RFR: JDK-8220671: Initialization race for non-JavaThread PtrQueues

Tue Mar 19 12:01:10 UTC 2019

>>> The problem we're trying to solve is that (some implementations of)
>>> on_thread_attach needs to be atomic with the associated list addition
>>> wrto safepoints, or more precisely, with an operation performed within
>>> some safepoints.  on_thread_attach is caching global state in the
>>> thread local data, while the operation is updating the global state
>>> and needs to also update the thread local caches.  For G1 and
>>> Shenandoah, it's the SATB activation state; for ZGC it's the bad bit
>>> mask.

Yes, it is not strictly the safepoint that is the issue. But as you say, 
there's state that we're reading concurrently that is otherwise written 
at safepoints (the SATB active flag), and not protected otherwise (e.g. 
by some lock that we could take when reading). There's also global flags 
and state updated at safepoints, and I am not sure we're good with that 
either if we don't let the non-Java-thread synchronize with safepoints 
on attach.

Therefore I think that the way to go is to let such threads synchronize 
with safepoints on on_thread_attach(), and via STS. A Shenandoah-only 
solution that seems to do it:

http://cr.openjdk.java.net/~rkennke/JDK-8220671/webrev.06/

Compared to my other proposals it has the advantage that it's only 
changing GC specific code, and not with any global/shared code. It will 
not introduce STS into paths that don't synchronize this anyway (e.g. CMS).

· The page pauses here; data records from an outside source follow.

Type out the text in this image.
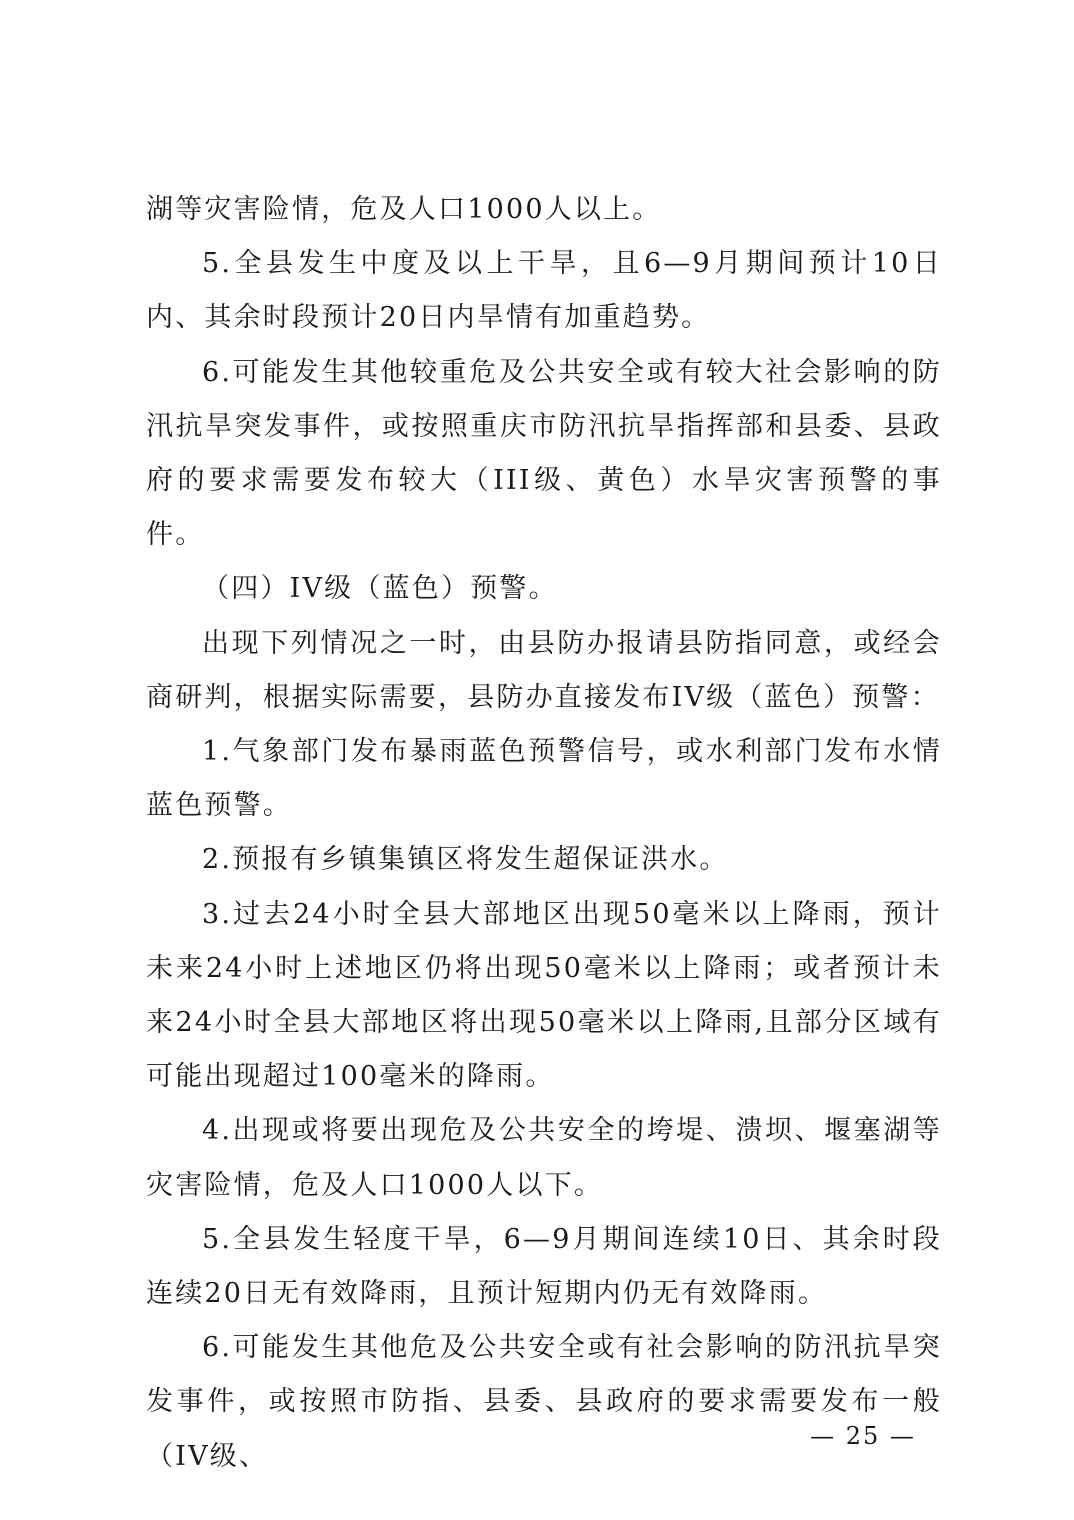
湖等灾害险情，危及人口1000人以上。

5.全县发生中度及以上干旱，且6—9月期间预计10日内、其余时段预计20日内旱情有加重趋势。

6.可能发生其他较重危及公共安全或有较大社会影响的防汛抗旱突发事件，或按照重庆市防汛抗旱指挥部和县委、县政府的要求需要发布较大（III级、黄色）水旱灾害预警的事件。

（四）IV级（蓝色）预警。

出现下列情况之一时，由县防办报请县防指同意，或经会商研判，根据实际需要，县防办直接发布IV级（蓝色）预警：

1.气象部门发布暴雨蓝色预警信号，或水利部门发布水情蓝色预警。

2.预报有乡镇集镇区将发生超保证洪水。

3.过去24小时全县大部地区出现50毫米以上降雨，预计未来24小时上述地区仍将出现50毫米以上降雨；或者预计未来24小时全县大部地区将出现50毫米以上降雨,且部分区域有可能出现超过100毫米的降雨。

4.出现或将要出现危及公共安全的垮堤、溃坝、堰塞湖等灾害险情，危及人口1000人以下。

5.全县发生轻度干旱，6—9月期间连续10日、其余时段连续20日无有效降雨，且预计短期内仍无有效降雨。

6.可能发生其他危及公共安全或有社会影响的防汛抗旱突发事件，或按照市防指、县委、县政府的要求需要发布一般（IV级、

— 25 —
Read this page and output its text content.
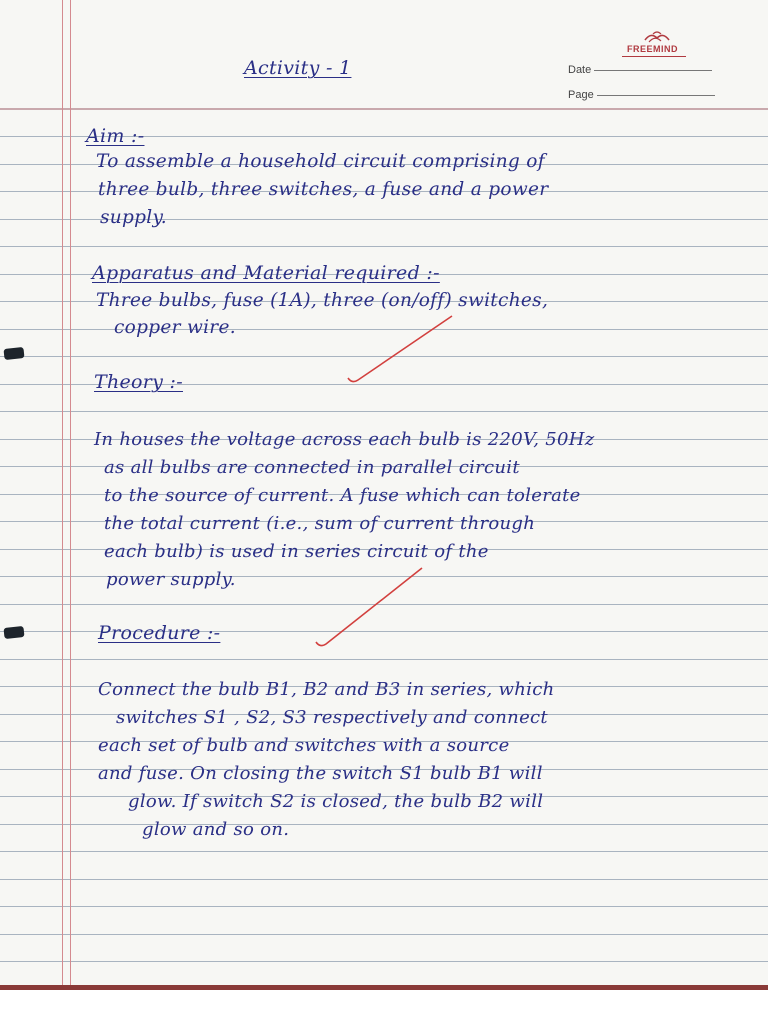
FREEMIND
Date
Page
Activity - 1
Aim :-
To assemble a household circuit comprising of
three bulb, three switches, a fuse and a power
supply.
Apparatus and Material required :-
Three bulbs, fuse (1A), three (on/off) switches,
copper wire.
Theory :-
In houses the voltage across each bulb is 220V, 50Hz
as all bulbs are connected in parallel circuit
to the source of current. A fuse which can tolerate
the total current (i.e., sum of current through
each bulb) is used in series circuit of the
power supply.
Procedure :-
Connect the bulb B1, B2 and B3 in series, which
switches S1 , S2, S3 respectively and connect
each set of bulb and switches with a source
and fuse. On closing the switch S1 bulb B1 will
glow. If switch S2 is closed, the bulb B2 will
glow and so on.
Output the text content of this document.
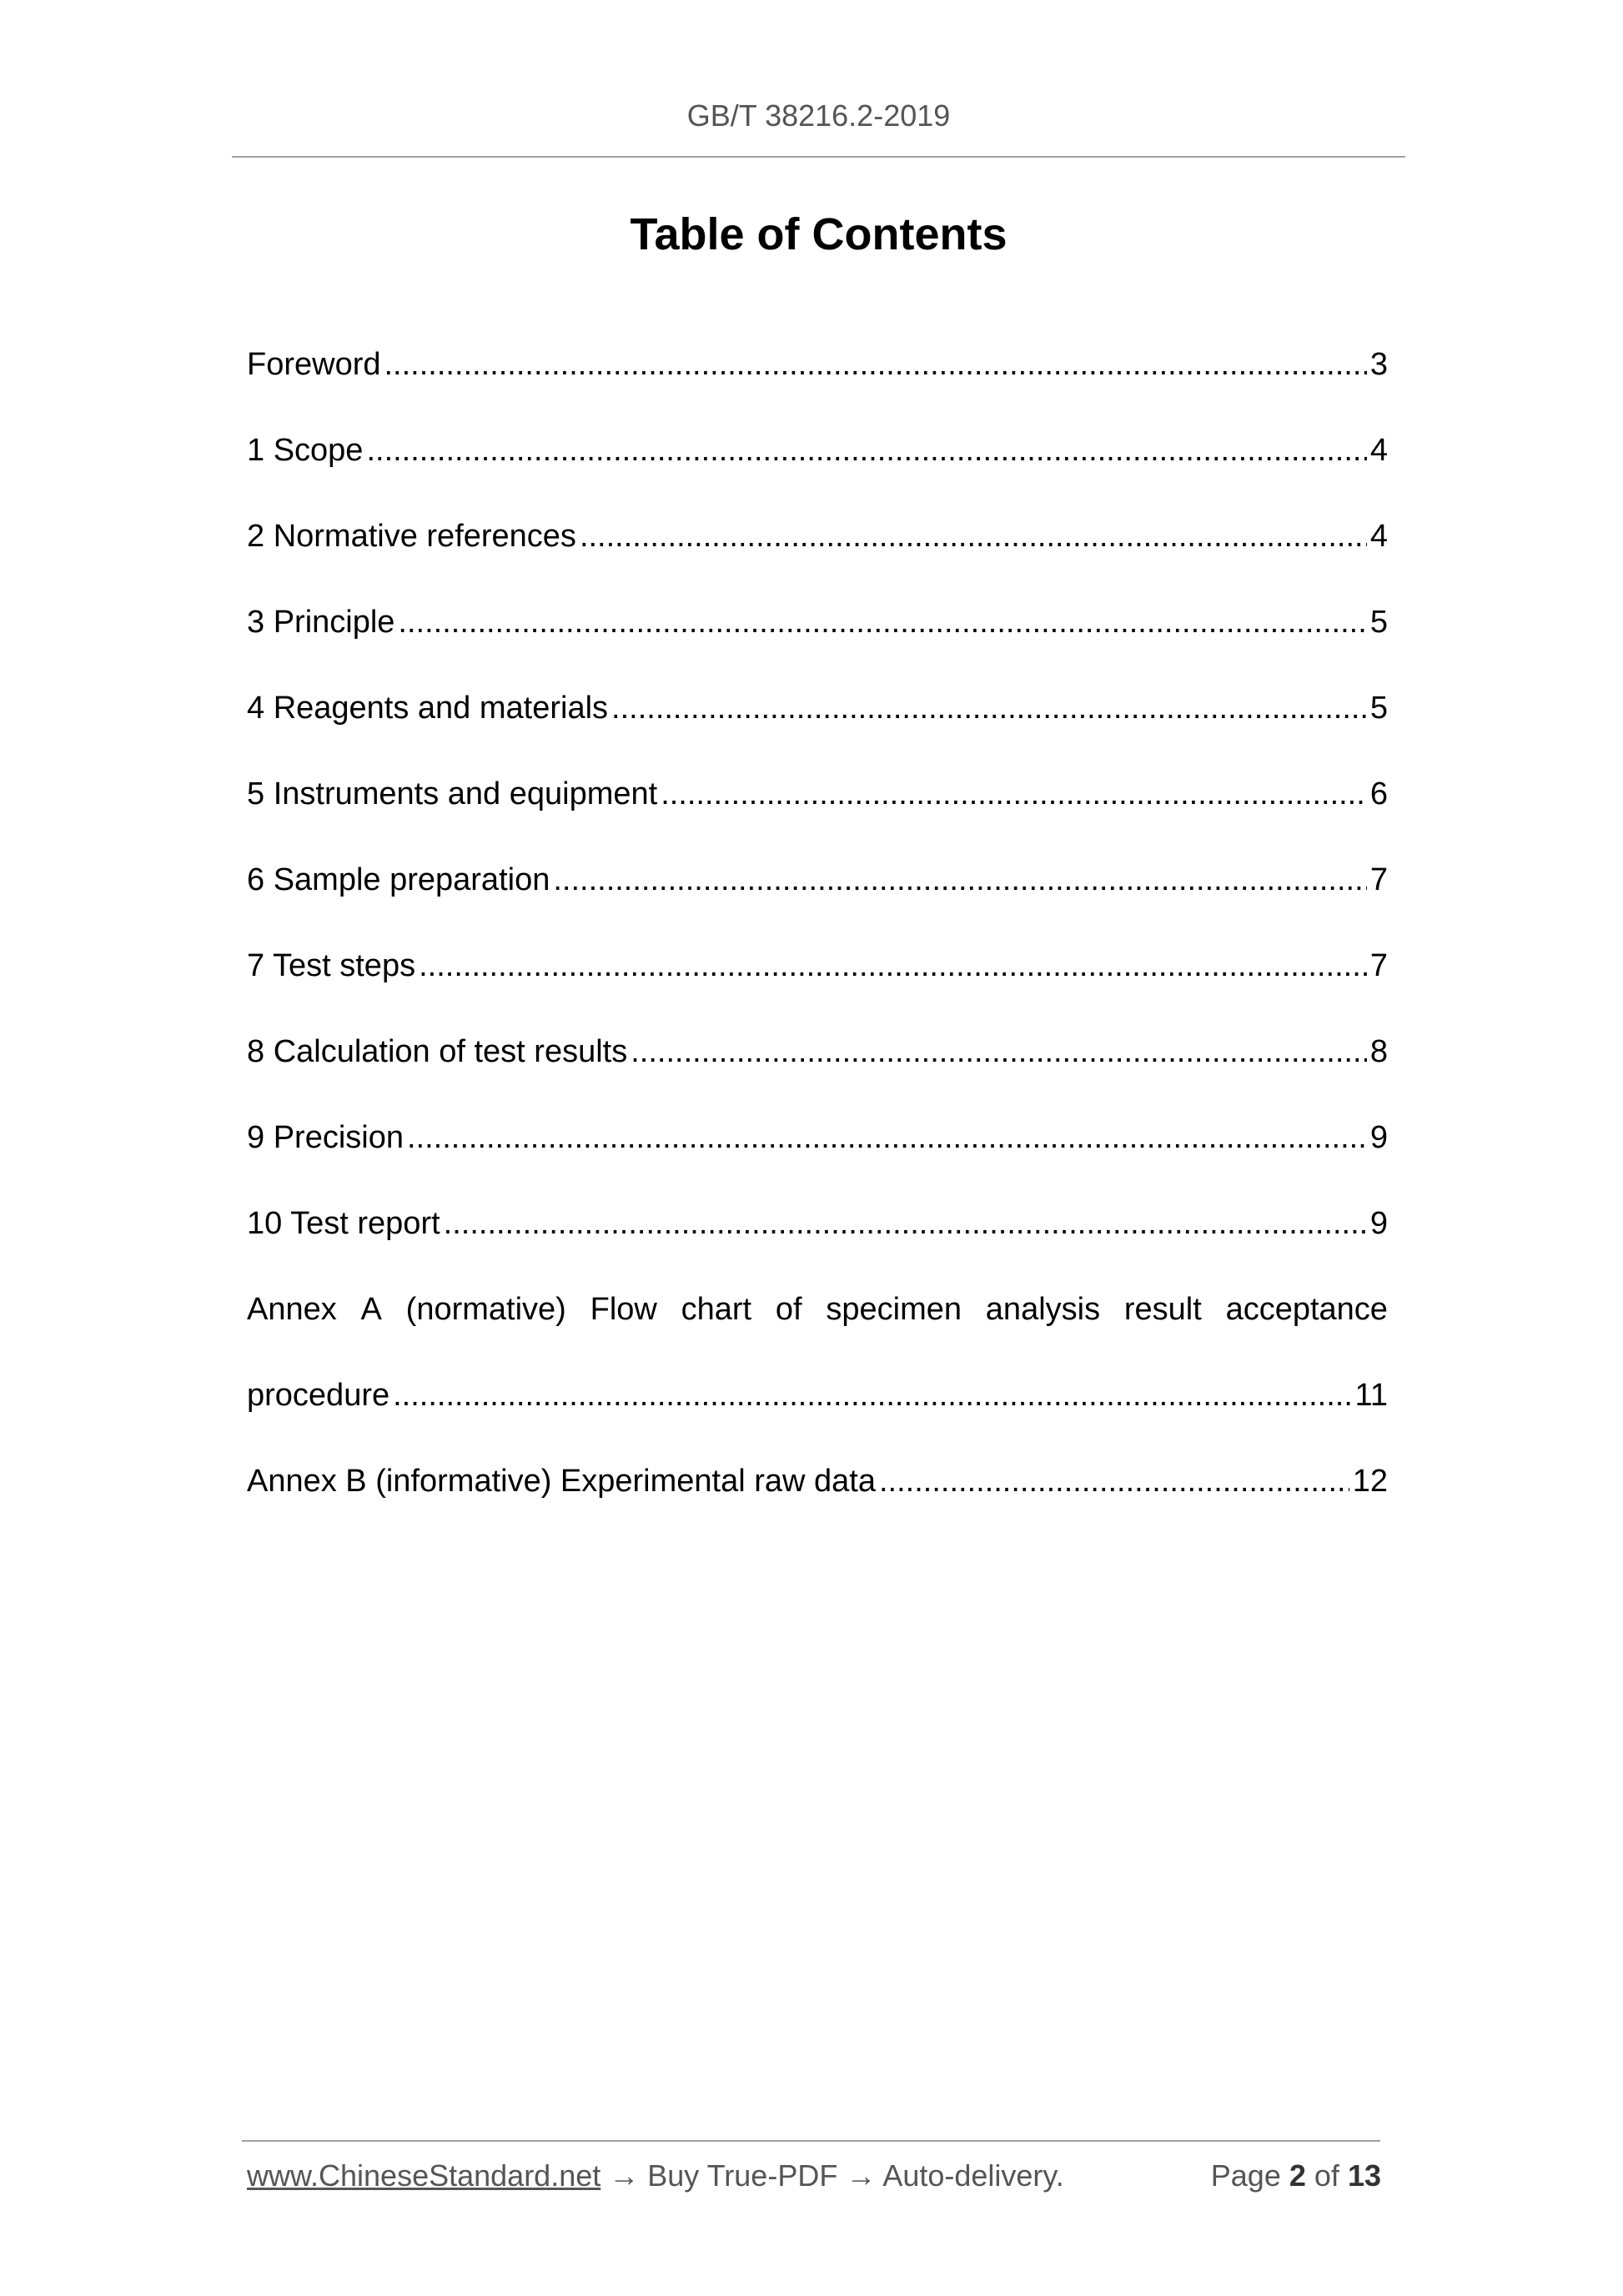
GB/T 38216.2-2019
Table of Contents
Foreword .....	3
1 Scope .....	4
2 Normative references .....	4
3 Principle .....	5
4 Reagents and materials .....	5
5 Instruments and equipment .....	6
6 Sample preparation .....	7
7 Test steps .....	7
8 Calculation of test results .....	8
9 Precision .....	9
10 Test report .....	9
Annex A (normative) Flow chart of specimen analysis result acceptance
procedure .....	11
Annex B (informative) Experimental raw data .....	12
www.ChineseStandard.net → Buy True-PDF → Auto-delivery.	Page 2 of 13
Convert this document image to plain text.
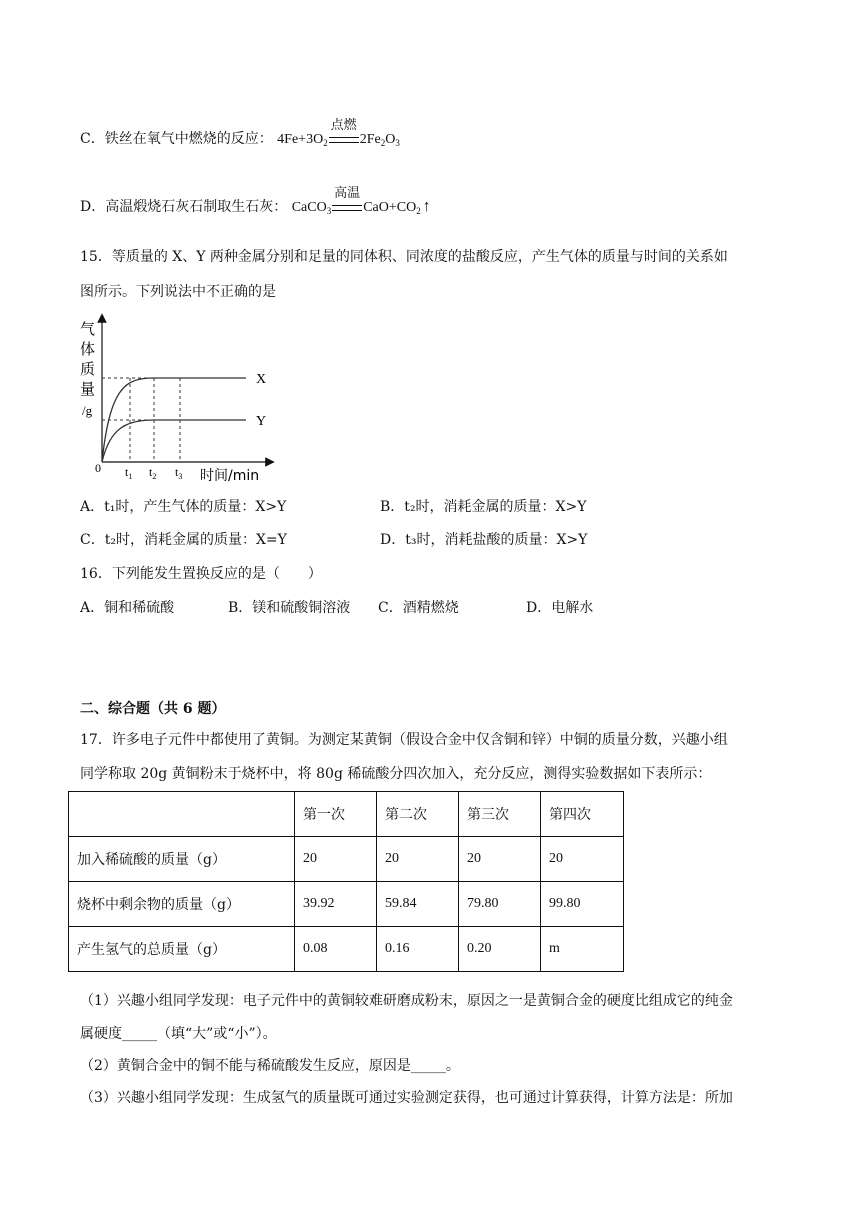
C．铁丝在氧气中燃烧的反应： $4Fe+3O_2$
点燃
$2Fe_2O_3$
D．高温煅烧石灰石制取生石灰： CaCO$_3$
高温
$CaO+CO_2$ ↑
15．等质量的 X、Y 两种金属分别和足量的同体积、同浓度的盐酸反应，产生气体的质量与时间的关系如
图所示。下列说法中不正确的是
气
体
质
量
/g
0
X
Y
$t_1$ $t_2$ $t_3$ 时间/min
A．t₁时，产生气体的质量：X>Y	B．t₂时，消耗金属的质量：X>Y
C．t₂时，消耗金属的质量：X=Y	D．t₃时，消耗盐酸的质量：X>Y
16．下列能发生置换反应的是（　　）
A．铜和稀硫酸	B．镁和硫酸铜溶液 C．酒精燃烧	D．电解水
二、综合题（共 6 题）
17．许多电子元件中都使用了黄铜。为测定某黄铜（假设合金中仅含铜和锌）中铜的质量分数，兴趣小组
同学称取 20g 黄铜粉末于烧杯中，将 80g 稀硫酸分四次加入，充分反应，测得实验数据如下表所示：
	第一次	第二次	第三次	第四次
加入稀硫酸的质量（g）	20	20	20	20
烧杯中剩余物的质量（g）	39.92	59.84	79.80	99.80
产生氢气的总质量（g）	0.08	0.16	0.20	m
（1）兴趣小组同学发现：电子元件中的黄铜较难研磨成粉末，原因之一是黄铜合金的硬度比组成它的纯金
属硬度_____（填“大”或“小”）。
（2）黄铜合金中的铜不能与稀硫酸发生反应，原因是_____。
（3）兴趣小组同学发现：生成氢气的质量既可通过实验测定获得，也可通过计算获得，计算方法是：所加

Unless we come up with something even better, this would be the way to 
go for me. If you agree, I can do the G1 change in the same fashion.

Roman

>>> Possibilities I've been looking at are:
>>>
>>> (1) Conditional STS join around on_thread_attach / add_to_the_list.
>>> Still
>>> thinking about what the right conditional might be though.
>>
>> This seems the only one that works for me so far.
>>
>>> (2) Move on_thread_attach inside the NJTList_lock in add_to_the_list,
>>> and make the relevant GC operation also lock the NJTList_lock.  This
>>> would mean on_thread_attach is conditionally called with JNTList_lock
>>> held, depending on whether the thread is a Java thread or not; such
>>> conditional lock contexts can be difficult.
>>
>> I don't think this is sufficient. NJTList_lock does not coordinate with safe points like Threads_lock does, but we need that, otherwise the whole sequence races over safe points.
> 
> It’s not safepoints that matter, it’s the operation being done in a safepoint, like
> changing the SATB active state.  That’s the “relevant GC operation” that also
> has to lock the NJTList_lock.
> 
>>
>>> (3) I think the reason on_thread_attach preceeds adding to the list is
>>> to prevent SATB state verification from failing.  (Except that doesn't
>>> quite work because of this new-found race.)  So another approach is to
>>> reverse the order and address the verification failure directly.  Add
>>> another "unitialized" initial state.  SATB activation verification
>>> treats "uninitialized" as okay, and the activation state change
>>> unconditionally updates the thread state.  For on_thread_attach,
>>> conditionally set the thread state when the old state is
>>> "uninitialized", using cmpxchg to address the potential race between a
>>> global change and the initialization.  I think something similar could
>>> be done for ZGC.  But this is pretty tightly coupled to properties of
>>> the state being cached.
>>
>> This approach hasn't worked for me. It still races across safe points.
> 
> Again, don’t care about safepoints per se, it’s the interaction between
> on_thread_attach and changing the global SATB active state that matters.
>